As I was travelling through a pleasant environment, I thought about the ‘travel’ difficulties I am having with someone I’m working with. They are from an entirely different discipline, and the road ahead seems long. They are a top professional in their field, and quite exquisitely brilliant and talented. But they go about the work all wrong. At least, all wrong compared to how I do my work. They are wordy, ultra-organised, and include tonnes of academic references. I am much more in the moment, practical, pragmatic, and thrive on ‘doing’ stuff. So they are doing it wrong and travelling the wrong journey… aren’t they?

There are always other ways to do things than the way you choose. And there are always judgements against your way compared to others. Is my colleague wrong because they don’t think like I do? Am I as practical as I think I am? Do I need to be more academically evidence-based, rather than in practice evidence-based? Am I wrong because my way is recognition-primed evidence? Do I simply need to be more organised? So many questions as the train chugged along.

More than the sum of its parts

Of course comparing yourself to others directly isn’t useful. Everyone has strengths and bringing those into a team is what makes teams rock. We simply cannot have effective teams if we group think our way through work. There are many ways to crack an egg. But it isn’t always easy to find an equilibrium, to invite the voices in. Isn’t part of a great working relationship accepting of the variety of thinking from others? David Marquet talks about how he realised one brain is not enough and 134 brains are better than his one. I always love working with brilliant brains. Thus accepting the variety and looking for ways to make an omelette together is surely the way to create something better at work.

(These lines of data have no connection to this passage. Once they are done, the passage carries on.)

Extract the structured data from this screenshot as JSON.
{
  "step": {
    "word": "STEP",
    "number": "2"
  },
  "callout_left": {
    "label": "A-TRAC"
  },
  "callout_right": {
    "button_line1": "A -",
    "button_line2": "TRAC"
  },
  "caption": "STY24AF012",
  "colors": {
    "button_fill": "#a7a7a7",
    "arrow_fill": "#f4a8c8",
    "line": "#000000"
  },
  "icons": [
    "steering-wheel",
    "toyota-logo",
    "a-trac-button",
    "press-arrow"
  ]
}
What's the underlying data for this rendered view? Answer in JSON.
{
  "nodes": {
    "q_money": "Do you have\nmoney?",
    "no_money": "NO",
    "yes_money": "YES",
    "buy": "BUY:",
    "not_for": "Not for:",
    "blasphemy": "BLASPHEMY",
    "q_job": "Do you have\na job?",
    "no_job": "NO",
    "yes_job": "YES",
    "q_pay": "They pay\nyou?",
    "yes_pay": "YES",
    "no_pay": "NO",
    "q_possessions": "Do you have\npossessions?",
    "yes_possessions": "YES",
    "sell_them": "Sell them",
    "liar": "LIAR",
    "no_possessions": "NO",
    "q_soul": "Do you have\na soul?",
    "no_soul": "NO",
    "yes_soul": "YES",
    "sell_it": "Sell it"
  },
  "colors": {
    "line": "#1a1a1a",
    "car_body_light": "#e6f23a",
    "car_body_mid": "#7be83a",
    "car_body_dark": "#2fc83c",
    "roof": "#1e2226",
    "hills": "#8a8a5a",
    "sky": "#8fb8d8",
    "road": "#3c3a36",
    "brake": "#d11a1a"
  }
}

Since studying Nancy Kline’s The Thinking Environment with Meg Peppin, I use appreciation to bring me closer to those I do not understand or who offer a different perspective. There are always multiple routes to the same goal and it is so much more interesting travelling the long route with someone with a different perspective or experience. There is a lot of rich learning in that alone. When working with my colleague, we actually complement each other well. When I get over-enthusiastic and jump ahead, they remind me of the value of solid decision-making. When they get bogged down in thinking, I offer creative solutions to explore the practical choices ahead. We are two sides of the same coin, and that is excellent for results.

Finding your path

An organisational learning offer which suits your learners is the only journey they will willingly make. The journey they need to make may not be your preference or chosen route, however making space for their needs is our job. Are you embracing different approaches? Are you offering learning in a way that suits you, your organisation or your learners? Are your learners getting to the learning destination exhausted after a long journey, or buoyed by travelling alongside others? A four hour detour, some good thinking, appreciation and writing this blog made for a great trip through Wales for me. Sometimes, we just have to find another way.